Option Type Required Default Notes
email text no your_email@example.com Contact email sent to NCBI E-utilities. A real email is recommended even though no API key is required.
max_results number no null Default result cap used when the call does not pass max_results.
results_expanded boolean no false Return richer metadata instead of the concise title and summary format.
enable_search_pubmed boolean no true Enable search_pubmed().
all boolean no false Enable the full upstream toolkit surface.

Example

agents:
  clinician:
    tools:
      - pubmed:
          email: research@example.com
          max_results: 5
          results_expanded: true
search_pubmed("CRISPR therapy", max_results=5)

Notes

  • pubmed does not need an API key, but the upstream client sends the configured email with requests to NCBI.
  • Concise mode truncates long abstracts to about 200 characters, so use results_expanded: true when you need more context in each result.
  • The tool returns a JSON list of formatted text blocks rather than a deeply nested article schema.

[hackernews]

hackernews reads the public Hacker News Firebase API for top-story and user-profile data.

What It Does

By default hackernews exposes get_top_hackernews_stories(num_stories=10) and get_user_details(username).

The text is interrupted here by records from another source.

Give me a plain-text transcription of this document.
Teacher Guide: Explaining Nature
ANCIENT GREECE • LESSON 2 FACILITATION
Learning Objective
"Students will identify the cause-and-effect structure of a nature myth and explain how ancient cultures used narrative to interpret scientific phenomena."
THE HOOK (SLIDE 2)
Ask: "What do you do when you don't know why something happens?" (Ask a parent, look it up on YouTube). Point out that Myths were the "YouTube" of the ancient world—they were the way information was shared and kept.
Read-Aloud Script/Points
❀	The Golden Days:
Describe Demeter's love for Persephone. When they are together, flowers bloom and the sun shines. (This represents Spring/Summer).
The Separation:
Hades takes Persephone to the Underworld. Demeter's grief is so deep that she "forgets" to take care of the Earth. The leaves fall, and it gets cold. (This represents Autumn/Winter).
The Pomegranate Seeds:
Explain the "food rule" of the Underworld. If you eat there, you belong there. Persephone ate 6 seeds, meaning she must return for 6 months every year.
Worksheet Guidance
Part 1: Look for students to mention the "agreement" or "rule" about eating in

Top-story lookups return the raw story objects from the Hacker News item endpoint, with an extra username field copied from by. User lookups return a smaller JSON object with karma, about text, and total submitted item count.

Configuration

Option Type Required Default Notes
enable_get_top_stories boolean no true Enable get_top_hackernews_stories().
enable_get_user_details boolean no true Enable get_user_details().
all boolean no false Enable the full upstream toolkit surface.

Example

agents:
  tech_watch:
    tools:
      - hackernews
get_top_hackernews_stories(num_stories=5)
get_user_details("pg")

Notes

  • This tool uses public Hacker News endpoints and does not need credentials.
  • get_top_hackernews_stories() is best for front-page monitoring and lightweight discussion sourcing, not full web search.
  • Pair it with Web Search or Web Scraping & Browser when you want to follow story links and inspect the linked pages themselves.